In my conference, pastors are actively running away from local church ministry, often seeking out the coveted conference level staffing positions. Despite the financial difficulties and combining of structures, the conference level staff continues to grow. In recent months, they have done a good job of re-orienting back toward the local church, particularly since COVID – but it is still an extremely top heavy structure. There’s a whole lot of apportionment money going to support these massive staffs and the resources they provide (which a majority of churches do not make use of). This is only more pronounced when we consider the massive dollar amounts attached to the work at the General Church level as well.

The Global Methodist Church is offering a far more streamlined organization. In dollars and cents, it will probably cost my church half what it currently does to be a part of that structure. On a practical level, we will send less money up to the denomination, and more money will be left for the local church to do ministry in our community. In rough estimation we expect to move from 14 percent of our budget going up to support the conference down to 7 percent.
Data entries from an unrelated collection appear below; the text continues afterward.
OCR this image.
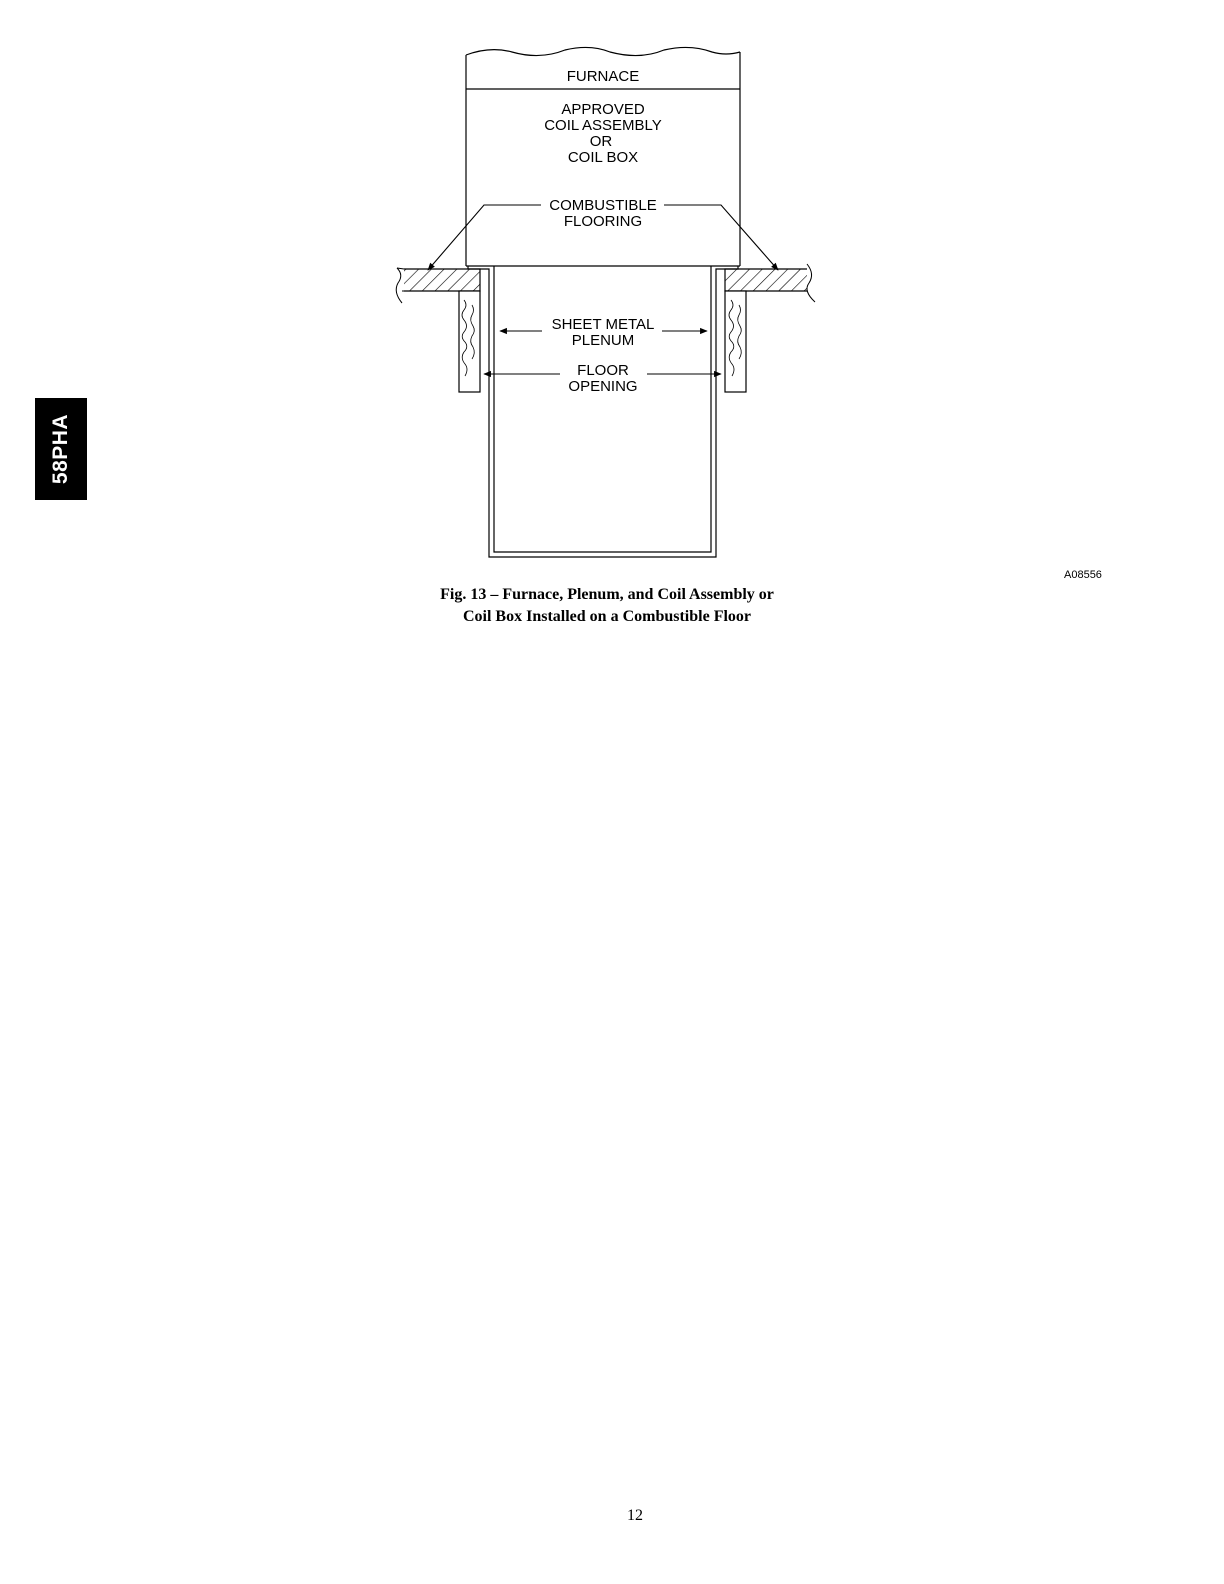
58PHA
FURNACE
APPROVED
COIL ASSEMBLY
OR
COIL BOX
COMBUSTIBLE
FLOORING
SHEET METAL
PLENUM
FLOOR
OPENING
A08556
Fig. 13 – Furnace, Plenum, and Coil Assembly or
Coil Box Installed on a Combustible Floor
12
District Superintendents (or whatever they will be called) will not be seen as a promotional escape from local church ministry, but rather an extra responsibility – possibly on top of local church ministry – taken up as an honor. I have seen some say that the GMC’s Transitional Book of Doctrines and Discipline (which is significantly shorter than the current UMC BOD) is too short. Critics claim that clearly they didn’t think hard enough if they wrote such a streamlined structure. But I look at the bloated structures of the current UM Church and I believe that a simpler way is possible (and preferable). 
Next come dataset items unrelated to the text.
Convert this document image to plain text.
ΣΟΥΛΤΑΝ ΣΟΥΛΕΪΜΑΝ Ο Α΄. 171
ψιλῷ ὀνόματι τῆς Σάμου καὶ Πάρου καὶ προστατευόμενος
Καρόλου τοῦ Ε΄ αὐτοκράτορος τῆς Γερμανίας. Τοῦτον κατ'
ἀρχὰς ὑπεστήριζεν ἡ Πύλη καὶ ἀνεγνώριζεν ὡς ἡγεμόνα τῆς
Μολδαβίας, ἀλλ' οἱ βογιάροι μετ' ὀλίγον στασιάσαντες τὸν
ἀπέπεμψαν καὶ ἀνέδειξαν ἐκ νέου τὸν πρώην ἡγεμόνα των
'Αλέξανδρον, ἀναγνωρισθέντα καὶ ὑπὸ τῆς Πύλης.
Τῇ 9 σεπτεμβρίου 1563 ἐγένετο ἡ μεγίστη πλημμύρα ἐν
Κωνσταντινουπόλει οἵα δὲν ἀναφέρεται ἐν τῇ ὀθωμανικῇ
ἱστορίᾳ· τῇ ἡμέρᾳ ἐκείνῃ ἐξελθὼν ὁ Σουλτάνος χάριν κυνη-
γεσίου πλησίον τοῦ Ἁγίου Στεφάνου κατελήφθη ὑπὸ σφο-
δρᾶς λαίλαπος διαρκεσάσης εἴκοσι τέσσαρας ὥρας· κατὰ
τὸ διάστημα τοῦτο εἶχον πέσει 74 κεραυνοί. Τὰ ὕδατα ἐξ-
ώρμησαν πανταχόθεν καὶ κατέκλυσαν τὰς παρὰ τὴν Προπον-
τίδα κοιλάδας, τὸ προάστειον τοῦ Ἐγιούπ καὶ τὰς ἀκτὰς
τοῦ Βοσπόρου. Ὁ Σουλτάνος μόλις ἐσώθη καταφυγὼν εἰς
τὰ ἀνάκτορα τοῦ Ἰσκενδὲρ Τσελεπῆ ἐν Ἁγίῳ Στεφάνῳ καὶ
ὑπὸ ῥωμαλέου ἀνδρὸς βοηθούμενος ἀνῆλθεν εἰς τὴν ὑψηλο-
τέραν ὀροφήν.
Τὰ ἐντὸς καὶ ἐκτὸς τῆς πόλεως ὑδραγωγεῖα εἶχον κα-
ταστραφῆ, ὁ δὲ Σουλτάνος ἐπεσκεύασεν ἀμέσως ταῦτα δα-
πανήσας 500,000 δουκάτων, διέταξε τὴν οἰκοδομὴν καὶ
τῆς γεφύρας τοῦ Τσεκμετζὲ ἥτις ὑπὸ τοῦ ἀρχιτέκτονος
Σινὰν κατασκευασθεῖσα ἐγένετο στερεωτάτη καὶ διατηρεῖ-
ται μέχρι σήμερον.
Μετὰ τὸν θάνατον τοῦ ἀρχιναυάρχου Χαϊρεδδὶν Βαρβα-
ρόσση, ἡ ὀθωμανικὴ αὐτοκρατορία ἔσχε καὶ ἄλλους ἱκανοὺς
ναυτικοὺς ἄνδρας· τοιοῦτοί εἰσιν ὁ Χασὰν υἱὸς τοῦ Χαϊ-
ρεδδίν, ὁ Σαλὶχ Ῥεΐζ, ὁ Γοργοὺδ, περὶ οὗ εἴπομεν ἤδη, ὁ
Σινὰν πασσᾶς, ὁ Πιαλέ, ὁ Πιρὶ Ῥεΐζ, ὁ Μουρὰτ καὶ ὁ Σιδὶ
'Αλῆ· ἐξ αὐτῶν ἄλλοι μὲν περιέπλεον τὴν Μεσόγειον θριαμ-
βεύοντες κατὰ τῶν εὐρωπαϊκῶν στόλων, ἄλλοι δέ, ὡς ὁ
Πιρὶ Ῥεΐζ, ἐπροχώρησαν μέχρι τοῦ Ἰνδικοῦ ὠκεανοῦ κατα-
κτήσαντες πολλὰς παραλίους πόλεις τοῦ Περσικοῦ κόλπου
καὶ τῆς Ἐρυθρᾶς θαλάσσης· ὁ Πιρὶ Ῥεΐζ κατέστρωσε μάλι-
What is not on my list of five points? The conversation about LGBTQ inclusion does not even arise (except perhaps tangentially in the first reason). I do not want to move to the Global Methodist Church because of a disagreement over homosexuality. Despite what progressives have been screaming for years, I don’t “hate” gay people. To be honest, I can easily make this decision without even considering that part of the discussion. I would make my way to the GMC on their call system alone, or their governing structures, or their removal of the trust clause. All of these are practical, straightforward reasons that the Global Methodist Church will be a stronger church in the long run. 

I know that LGBTQ+ inclusion is the flashy headline. Mainstream media, if they notice this split at all, will talk about how the church is dividing over homosexuality. They have never had much interest in nuance, or really any differences that don’t grab people’s attention. I don’t expect a fair hearing in the public square. Inclusion may have been the lightning bolt that struck the church and lit the roof on fire – but after the flames died down, they revealed a rotting structure set on a leaky foundation. It’s time to build a new house. 

For what it is worth, I will be entering through the doorway into the Global Methodist Church, just as soon as they unlock the door.

JJ Mannschreck is the pastor of Flushing United Methodist Church in Michigan.